Classic grade school algorithm to multiply two numbers.
N1, N2 are lists of integers. The least significant digit is the first
element.
"""
num1, num2 = N1, N2
# Always make d the longer number.
if len(num1) < len(num2):
c, d = num1, num2
else:
c, d = num2, num1
sums = []
for ind, val1 in enumerate(c):
carry = 0
tmp_sum = [0] * ind # Padded 0's.
for val2 in d:
result, carry = multiply_basic(val1, val2, carry)
tmp_sum.append(result)
if carry != 0:
tmp_sum.append(carry)
sums.append(tmp_sum)
# Add all the intermediate sums together using our custom add function.
final = reduce(lambda x, y: add(x, y), sums, [0])
return final
def karatsuba(N1, N2):
"""
Karatsuba algorithm to multiply two numbers.
N1, N2 are strings.
"""
num1 = list(map(int, N1[::-1]))
num2 = list(map(int, N2[::-1]))
return "".join(map(str, karatsuba_helper(num1, num2)[::-1]))

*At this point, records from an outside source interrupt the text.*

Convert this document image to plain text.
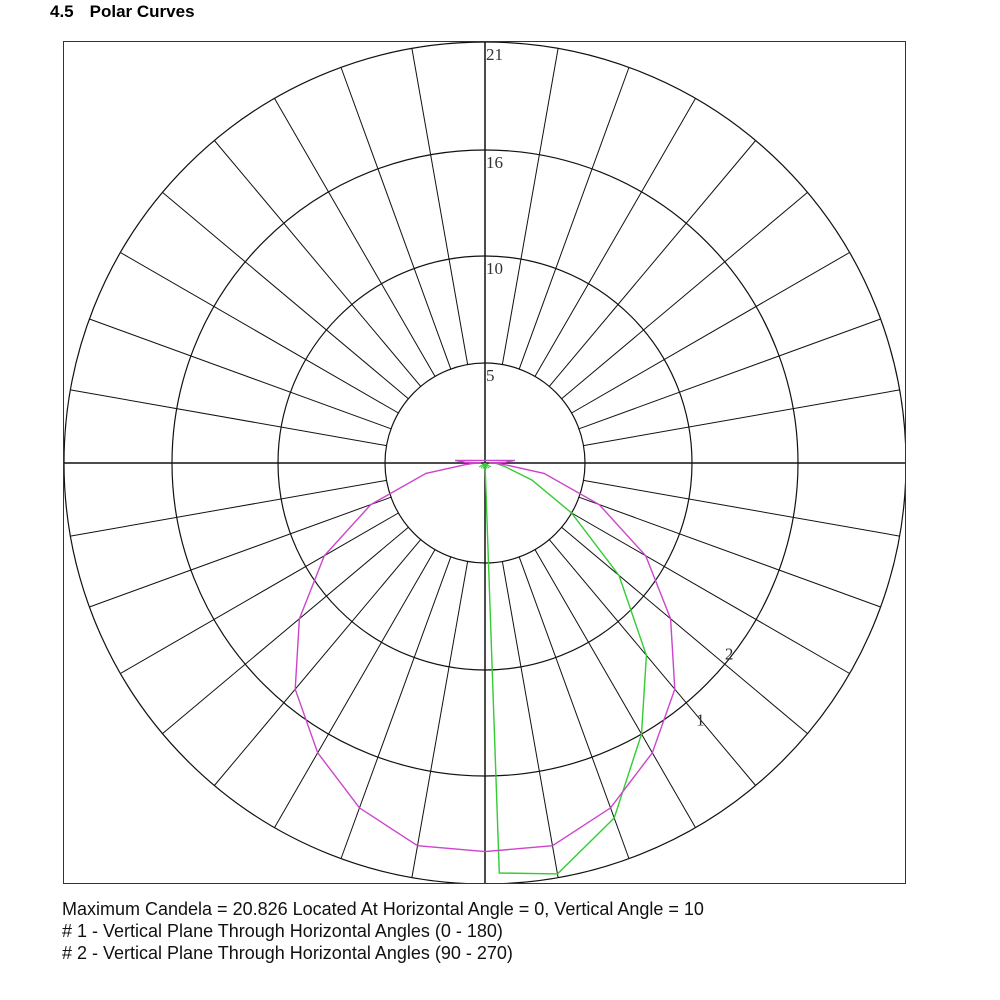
4.5 Polar Curves
5
10
16
21
1
2
Maximum Candela = 20.826 Located At Horizontal Angle = 0, Vertical Angle = 10
# 1 - Vertical Plane Through Horizontal Angles (0 - 180)
# 2 - Vertical Plane Through Horizontal Angles (90 - 270)
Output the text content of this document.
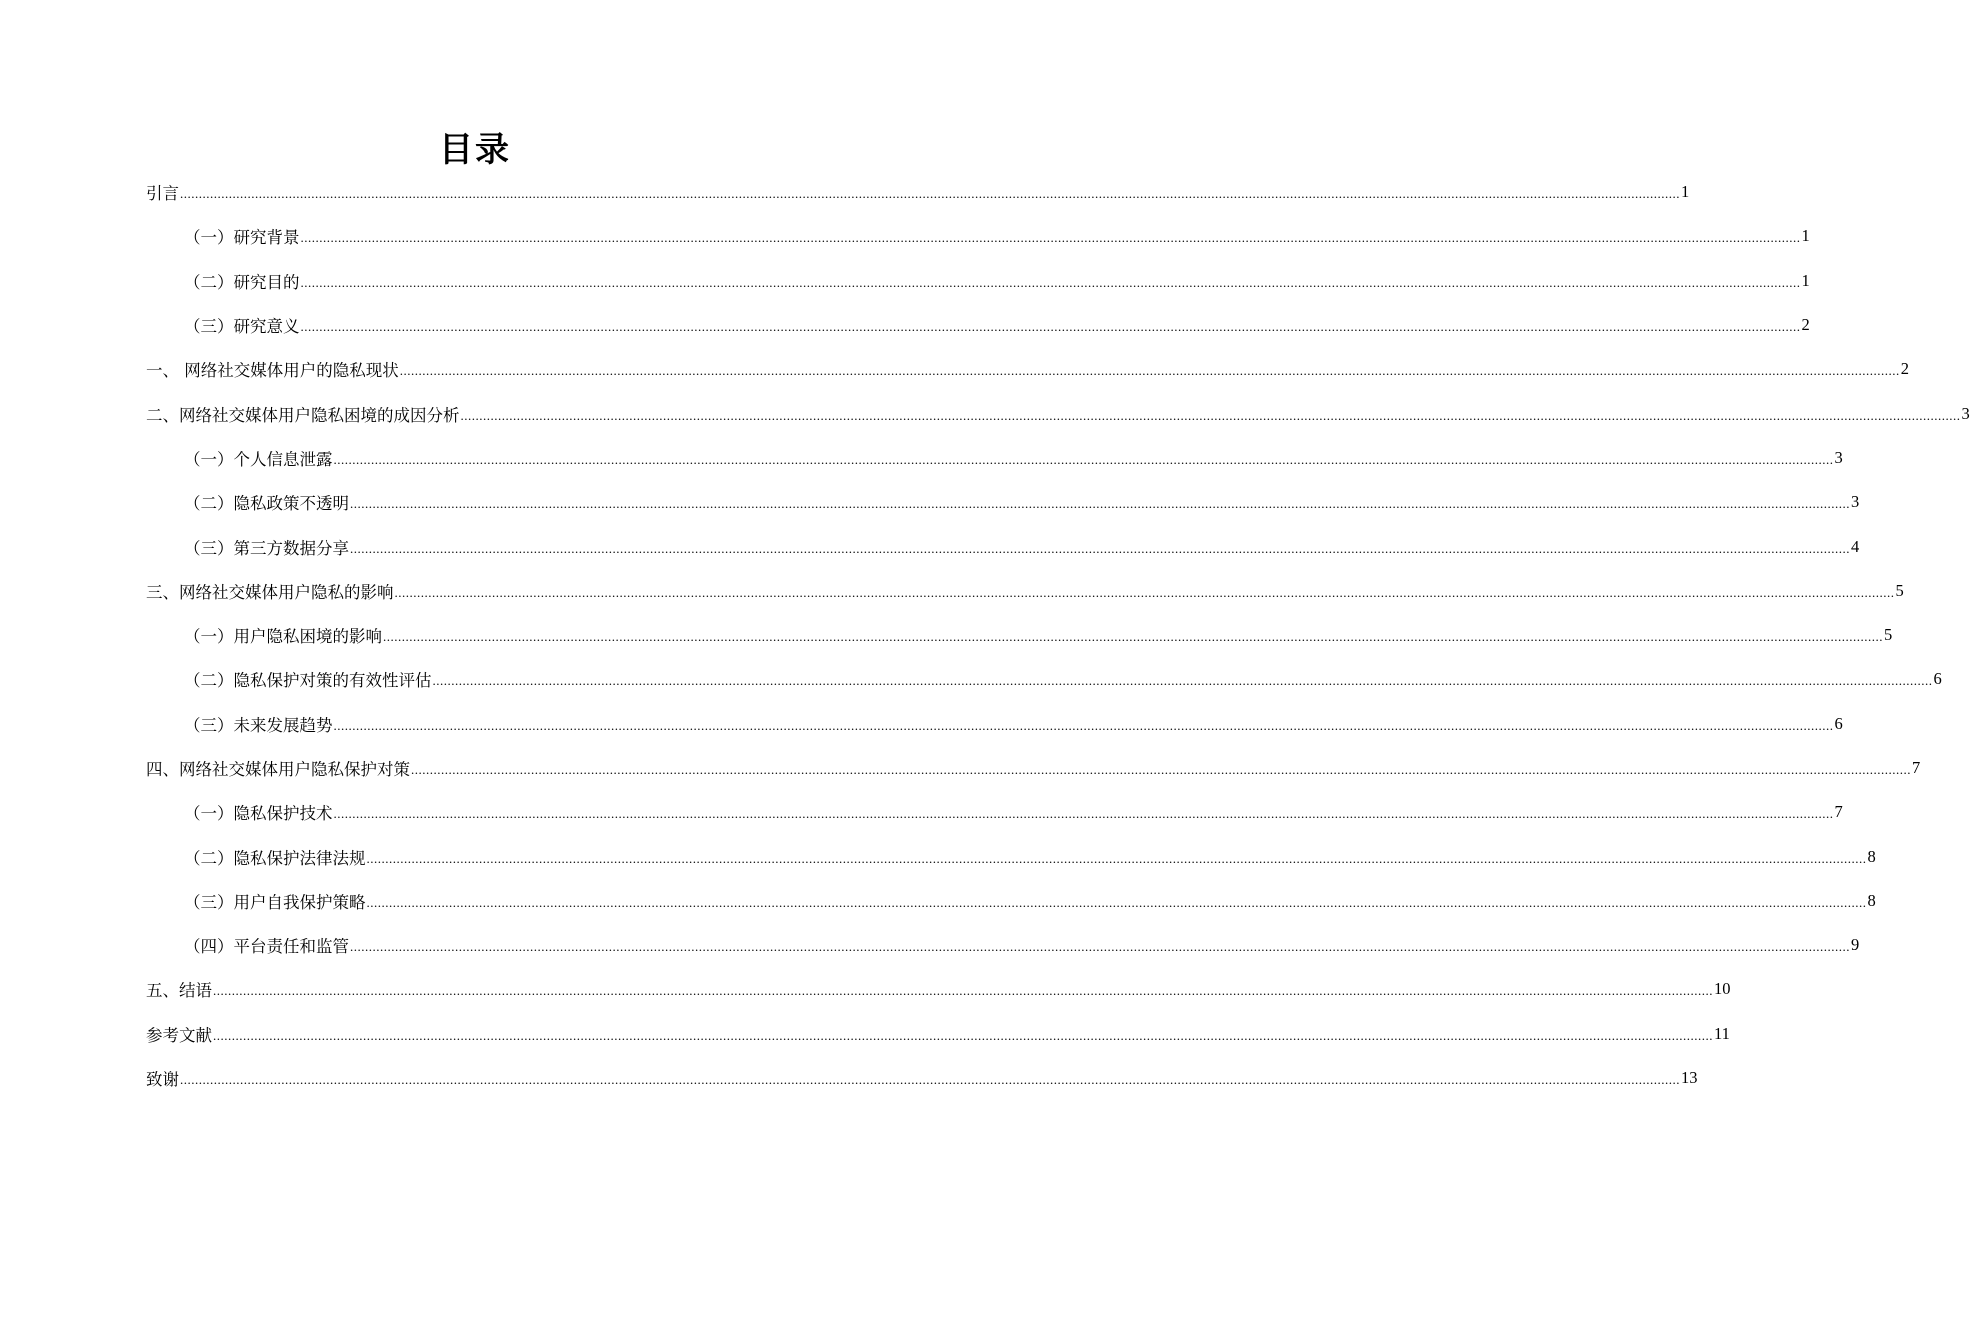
目录
引言 ................................................................................................................................................................................................................................................................................................................................................................................................................ 1
（一）研究背景 ................................................................................................................................................................................................................................................................................................................................................................................................................ 1
（二）研究目的 ................................................................................................................................................................................................................................................................................................................................................................................................................ 1
（三）研究意义 ................................................................................................................................................................................................................................................................................................................................................................................................................ 2
一、 网络社交媒体用户的隐私现状 ................................................................................................................................................................................................................................................................................................................................................................................................................ 2
二、网络社交媒体用户隐私困境的成因分析 ................................................................................................................................................................................................................................................................................................................................................................................................................ 3
（一）个人信息泄露 ................................................................................................................................................................................................................................................................................................................................................................................................................ 3
（二）隐私政策不透明 ................................................................................................................................................................................................................................................................................................................................................................................................................ 3
（三）第三方数据分享 ................................................................................................................................................................................................................................................................................................................................................................................................................ 4
三、网络社交媒体用户隐私的影响 ................................................................................................................................................................................................................................................................................................................................................................................................................ 5
（一）用户隐私困境的影响 ................................................................................................................................................................................................................................................................................................................................................................................................................ 5
（二）隐私保护对策的有效性评估 ................................................................................................................................................................................................................................................................................................................................................................................................................ 6
（三）未来发展趋势 ................................................................................................................................................................................................................................................................................................................................................................................................................ 6
四、网络社交媒体用户隐私保护对策 ................................................................................................................................................................................................................................................................................................................................................................................................................ 7
（一）隐私保护技术 ................................................................................................................................................................................................................................................................................................................................................................................................................ 7
（二）隐私保护法律法规 ................................................................................................................................................................................................................................................................................................................................................................................................................ 8
（三）用户自我保护策略 ................................................................................................................................................................................................................................................................................................................................................................................................................ 8
（四）平台责任和监管 ................................................................................................................................................................................................................................................................................................................................................................................................................ 9
五、结语 ................................................................................................................................................................................................................................................................................................................................................................................................................ 10
参考文献 ................................................................................................................................................................................................................................................................................................................................................................................................................ 11
致谢 ................................................................................................................................................................................................................................................................................................................................................................................................................ 13
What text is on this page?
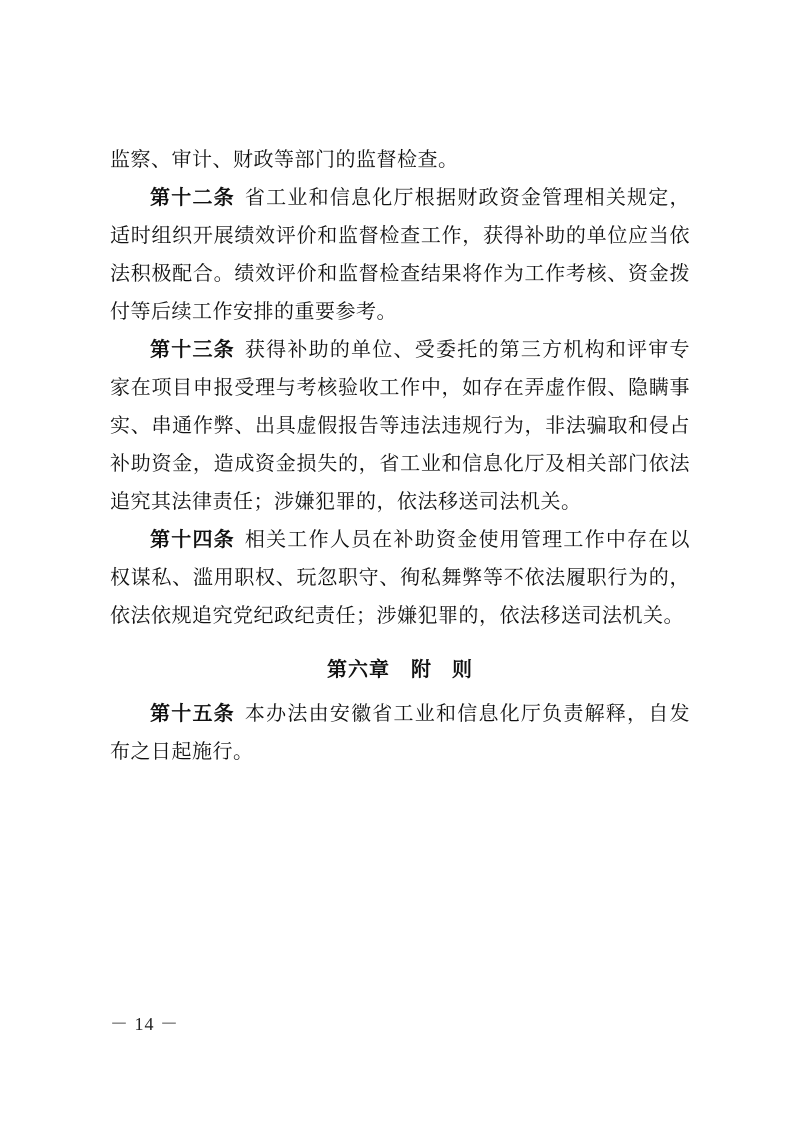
监察、审计、财政等部门的监督检查。

第十二条 省工业和信息化厅根据财政资金管理相关规定，适时组织开展绩效评价和监督检查工作，获得补助的单位应当依法积极配合。绩效评价和监督检查结果将作为工作考核、资金拨付等后续工作安排的重要参考。

第十三条 获得补助的单位、受委托的第三方机构和评审专家在项目申报受理与考核验收工作中，如存在弄虚作假、隐瞒事实、串通作弊、出具虚假报告等违法违规行为，非法骗取和侵占补助资金，造成资金损失的，省工业和信息化厅及相关部门依法追究其法律责任；涉嫌犯罪的，依法移送司法机关。

第十四条 相关工作人员在补助资金使用管理工作中存在以权谋私、滥用职权、玩忽职守、徇私舞弊等不依法履职行为的，依法依规追究党纪政纪责任；涉嫌犯罪的，依法移送司法机关。

第六章　附 则

第十五条 本办法由安徽省工业和信息化厅负责解释，自发布之日起施行。

－ 14 －
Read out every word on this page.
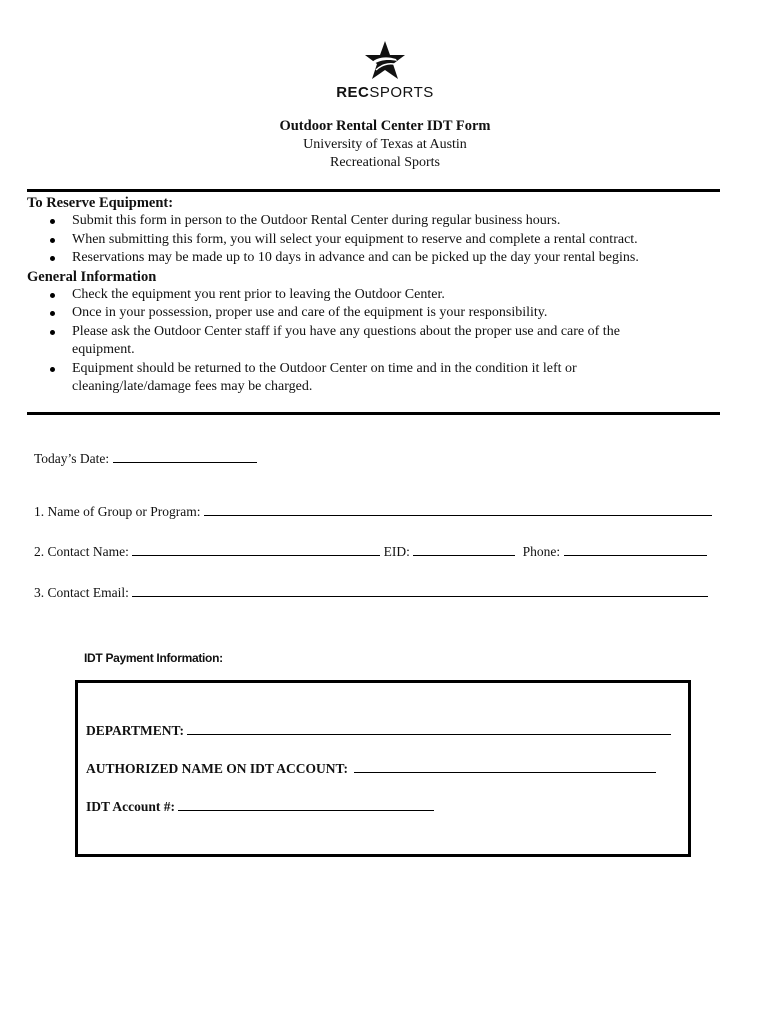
RECSPORTS
Outdoor Rental Center IDT Form
University of Texas at Austin
Recreational Sports
To Reserve Equipment:
Submit this form in person to the Outdoor Rental Center during regular business hours.
When submitting this form, you will select your equipment to reserve and complete a rental contract.
Reservations may be made up to 10 days in advance and can be picked up the day your rental begins.
General Information
Check the equipment you rent prior to leaving the Outdoor Center.
Once in your possession, proper use and care of the equipment is your responsibility.
Please ask the Outdoor Center staff if you have any questions about the proper use and care of the equipment.
Equipment should be returned to the Outdoor Center on time and in the condition it left or cleaning/late/damage fees may be charged.
Today’s Date:
1. Name of Group or Program:
2. Contact Name:	EID:	Phone:
3. Contact Email:
IDT Payment Information:
DEPARTMENT:
AUTHORIZED NAME ON IDT ACCOUNT:
IDT Account #:
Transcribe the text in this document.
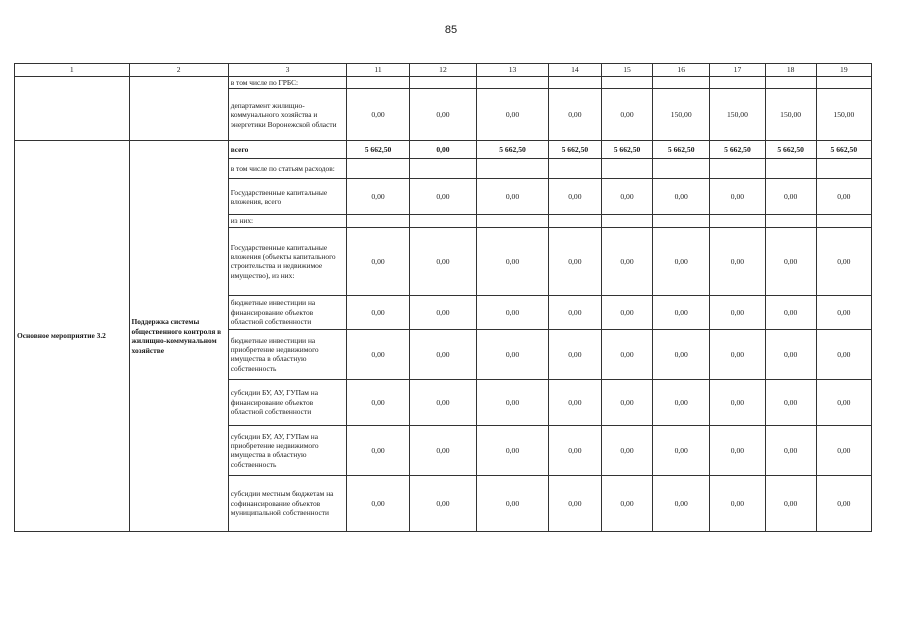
85
1	2	3	11	12	13	14	15	16	17	18	19
		в том числе по ГРБС:									
		департамент жилищно-коммунального хозяйства и энергетики Воронежской области	0,00	0,00	0,00	0,00	0,00	150,00	150,00	150,00	150,00
Основное мероприятие 3.2	Поддержка системы общественного контроля в жилищно-коммунальном хозяйстве	всего	5 662,50	0,00	5 662,50	5 662,50	5 662,50	5 662,50	5 662,50	5 662,50	5 662,50
		в том числе по статьям расходов:									
		Государственные капитальные вложения, всего	0,00	0,00	0,00	0,00	0,00	0,00	0,00	0,00	0,00
		из них:									
		Государственные капитальные вложения (объекты капитального строительства и недвижимое имущество), из них:	0,00	0,00	0,00	0,00	0,00	0,00	0,00	0,00	0,00
		бюджетные инвестиции на финансирование объектов областной собственности	0,00	0,00	0,00	0,00	0,00	0,00	0,00	0,00	0,00
		бюджетные инвестиции на приобретение недвижимого имущества в областную собственность	0,00	0,00	0,00	0,00	0,00	0,00	0,00	0,00	0,00
		субсидии БУ, АУ, ГУПам на финансирование объектов областной собственности	0,00	0,00	0,00	0,00	0,00	0,00	0,00	0,00	0,00
		субсидии БУ, АУ, ГУПам на приобретение недвижимого имущества в областную собственность	0,00	0,00	0,00	0,00	0,00	0,00	0,00	0,00	0,00
		субсидии местным бюджетам на софинансирование объектов муниципальной собственности	0,00	0,00	0,00	0,00	0,00	0,00	0,00	0,00	0,00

def karatsuba_helper(N1, N2):
"""
N1, N2 are lists of integers. The least significant digit is the first
element.
Split N1 into a and b, and N2 into c and d.
"""
l1 = len(N1)
l2 = len(N2)
if (l1 == 0) or (l2 == 0):
return [0]
if (l1 == 1) or (l2 == 1):
return classic_multiply_helper(N1, N2)
new_l1 = max(l1, l2)/2
a, b = N1[new_l1:], N1[:new_l1]
c, d = N2[new_l1:], N2[:new_l1]
a_plus_b = add(a, b)
c_plus_d = add(c, d)
ac = karatsuba_helper(a, c)
bd = karatsuba_helper(b, d)
# big is (a+b)(c+d)
big = karatsuba_helper(a_plus_b, c_plus_d)
ac_plus_bd = add(ac, bd)
# middle is (a+b)(c+d) - ac - bd
middle = subtract(big, ac_plus_bd)
zeros_ac = 2 * new_l1
zeros_middle = new_l1
r1 = [0]*zeros_ac
r1.extend(ac)
r2 = [0]*zeros_middle
r2.extend(middle)
r3 = bd
s1 = add(r1, r2)
s2 = add(s1, r3)
return s2
Performance
As you can see, the Karatsuba algorithm seems like it will never overtake the classical algorithm.
Either I’m doing something wrong, or we’ll need a huge \(N\) to have the Karatsuba algorithm overtake. Either way, my implementation in Python is useless. It’s not often I’ll have to multiply two 1000 digit numbers.
Strassen’s Algorithm
Similar to multiplying two numbers, we can reduce the complexity of multiplying two \(N\times N\) matrices. The classic algorithm takes \(\Theta(N^{3})\). But Strassen’s Algorithm does it faster. I didn’t bother writing the gory details, but the principle is the same: Divide and conquer, and one of the 8 products is actually the sum/difference of 7 products.
Supposedly, with modern architecture, no implementation will beat the classical algorithm for any problem of practical size. I think the claim was that for the \(N\) needed for Strassen’s algorithm to be faster, modern computers simply don’t have enough RAM to handle the algorithm. This wasn’t the case some decades ago, of course.